Like the first section––even more so, perhaps––it seems at
first almost completely unintelligible, but readers who are
patient and extraordinarily diligent can make sense of almost
everything and derive great pleasure from doing so. The first
sentence describes the young men from the maternity hospital
hurrying loudly down Holles Street, arm in arm, for a bout of
drinking at Burke's pub, but after that there is nothing like
narration, only speech––dramatically immediate as in Circe,
but without any identifying character labels, clarifying stage
directions, or linear dramaturgic logic connecting utterance
to utterance. All one can hear are intertwined voices shouting
out fragmentary bursts of unfamiliar slang expressions. What
is being said at any given instant, and who is saying it?

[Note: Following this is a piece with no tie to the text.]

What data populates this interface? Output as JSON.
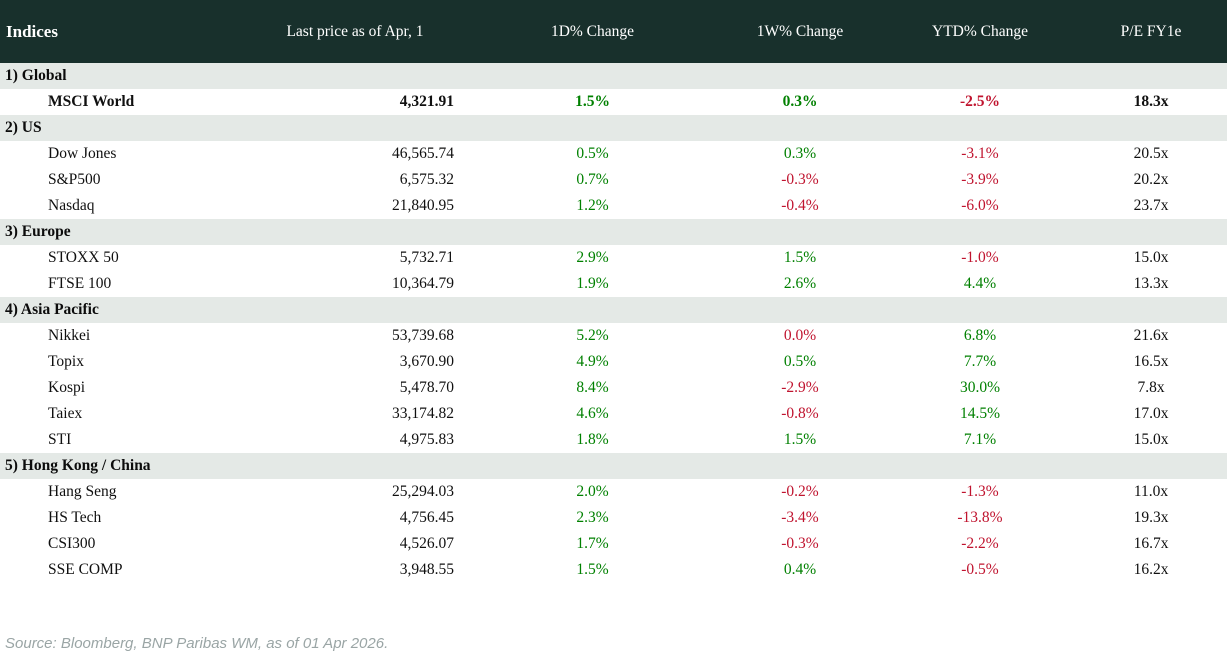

Reading these paragraphs is like being in a crowded bar in a
state of great inebriation, surrounded by foreign speakers
discussing topics that change from instant to instant.

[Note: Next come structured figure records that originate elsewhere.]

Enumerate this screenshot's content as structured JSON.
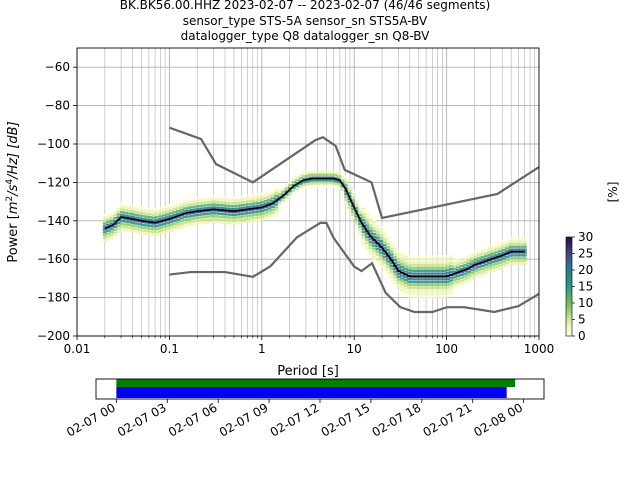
{
  "title": {
    "line1": "BK.BK56.00.HHZ   2023-02-07 -- 2023-02-07  (46/46 segments)",
    "line2": "sensor_type STS-5A sensor_sn STS5A-BV",
    "line3": "datalogger_type Q8 datalogger_sn Q8-BV"
  },
  "colors": {
    "nm_curve": "#666666",
    "mean_curve": "#000000",
    "grid": "#b0b0b0",
    "coverage_top": "#008000",
    "coverage_bottom": "#0000ff"
  },
  "chart_data": [
    {
      "type": "heatmap",
      "title": "",
      "xlabel": "Period [s]",
      "ylabel": "Power [m²/s⁴/Hz] [dB]",
      "ylabel_parts": {
        "pre": "Power [",
        "m": "m",
        "e1": "2",
        "mid": "/s",
        "e2": "4",
        "post": "/Hz] [dB]"
      },
      "x_scale": "log",
      "xlim": [
        0.01,
        1000
      ],
      "ylim": [
        -200,
        -50
      ],
      "x_ticks": [
        0.01,
        0.1,
        1,
        10,
        100,
        1000
      ],
      "x_tick_labels": [
        "0.01",
        "0.1",
        "1",
        "10",
        "100",
        "1000"
      ],
      "y_ticks": [
        -200,
        -180,
        -160,
        -140,
        -120,
        -100,
        -80,
        -60
      ],
      "y_tick_labels": [
        "−200",
        "−180",
        "−160",
        "−140",
        "−120",
        "−100",
        "−80",
        "−60"
      ],
      "grid": true,
      "colorbar": {
        "label": "[%]",
        "range": [
          0,
          30
        ],
        "ticks": [
          0,
          5,
          10,
          15,
          20,
          25,
          30
        ],
        "tick_labels": [
          "0",
          "5",
          "10",
          "15",
          "20",
          "25",
          "30"
        ]
      },
      "series": [
        {
          "role": "high-noise-model",
          "periods": [
            0.1,
            0.22,
            0.32,
            0.8,
            3.8,
            4.6,
            6.3,
            7.9,
            15.4,
            20,
            354.8,
            1000
          ],
          "values": [
            -91.5,
            -97.4,
            -110.5,
            -120,
            -98,
            -96.5,
            -101,
            -113.5,
            -120,
            -138.5,
            -126,
            -112
          ]
        },
        {
          "role": "low-noise-model",
          "periods": [
            0.1,
            0.17,
            0.4,
            0.8,
            1.24,
            2.4,
            4.3,
            5,
            6,
            10,
            12,
            15.6,
            21.9,
            31.6,
            45,
            70,
            101,
            154,
            328,
            600,
            1000
          ],
          "values": [
            -168,
            -166.7,
            -166.7,
            -169.2,
            -163.7,
            -148.6,
            -141.1,
            -141.1,
            -149,
            -163.8,
            -166.2,
            -162.1,
            -177.5,
            -185,
            -187.5,
            -187.5,
            -185,
            -185,
            -187.5,
            -184.4,
            -178
          ]
        },
        {
          "role": "mean",
          "periods": [
            0.02,
            0.025,
            0.03,
            0.04,
            0.05,
            0.07,
            0.1,
            0.15,
            0.2,
            0.3,
            0.5,
            0.7,
            1.0,
            1.3,
            1.7,
            2.2,
            2.8,
            3.5,
            4.2,
            5,
            6,
            7,
            8,
            10,
            12,
            15,
            20,
            25,
            30,
            40,
            50,
            70,
            100,
            130,
            170,
            200,
            300,
            400,
            500,
            700
          ],
          "values": [
            -144,
            -142,
            -138,
            -139,
            -140,
            -141,
            -139,
            -136,
            -135,
            -134,
            -135,
            -134,
            -133,
            -131,
            -127,
            -122,
            -119,
            -118,
            -118,
            -118,
            -118,
            -119,
            -123,
            -133,
            -141,
            -148,
            -154,
            -160,
            -166,
            -169,
            -169,
            -169,
            -169,
            -167,
            -165,
            -163,
            -160,
            -158,
            -156,
            -156
          ]
        }
      ]
    },
    {
      "type": "bar",
      "title": "",
      "x_tick_labels": [
        "02-07 00",
        "02-07 03",
        "02-07 06",
        "02-07 09",
        "02-07 12",
        "02-07 15",
        "02-07 18",
        "02-07 21",
        "02-08 00"
      ],
      "x_range_hours": [
        -1.2,
        25.2
      ],
      "series": [
        {
          "role": "data-availability",
          "start_hour": 0.0,
          "end_hour": 23.5
        },
        {
          "role": "psd-coverage",
          "start_hour": 0.0,
          "end_hour": 23.0
        }
      ]
    }
  ]
}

Something wonderful happened, but what was it?
In a 20 March 1920 letter to his friend Frank Budgen, Joyce
described the final paragraphs of Oxen: "it ends in a
frightful jumble of Pidgin English, nigger English, Cockney,
Irish, Bowery slang and broken doggerel." He was still working
on the chapter when he wrote that brief account, and it is too
simple by half. The finished product has many more kinds of
nonstandard language, including Burnsian Scots, stereotypical
ethnic Americanisms, French, Latin, Spanish, and Greek. There
are bursts of onomatopoeia, Christian and Islamic prayers,
quotations from Nietzsche and Swinburne, fragments of songs
and nursery rhymes, playful neologisms, shouts of street
urchins, the voice of a bartender repeatedly announcing
closing time. Occasionally a voice can be reliably
identified––usually because it utters subject matter found
elsewhere in the book––but much of the time one can only guess
who may be speaking.
The slang vocabulary in the first sentence is not
particularly exotic. A "buster" is a drinking spree,
and "armstrong" means "with arms linked." Brewer's
Dictionary of Phrase and Fable defines "bust" as "A
frolic; a drunken debauch." Slote, Mamigonian, and Turner note
that Joyce took "buster," and other bits of dialectal slang at
the end of Oxen, from Heinrich Baumann's Londinismen
(1902), "a guide to London slang and cant for German readers."
They cite a similar use of "armstrong" in Edward Fitzgerald's
"Sea Words and Phrases along the Suffolk Coast," in his Poetical
and Prose Writings (1902). The image of the young men
linked arm-in-arm recalls a similar scene in Aeolus,
when Bloom sees Stephen in the street with other men from the
newspaper office: "All off for a drink. Arm in arm." It
recurs at the end of the paragraph with reference to a rugby scrum:
"Rugger. Scrum in. No touch kicking."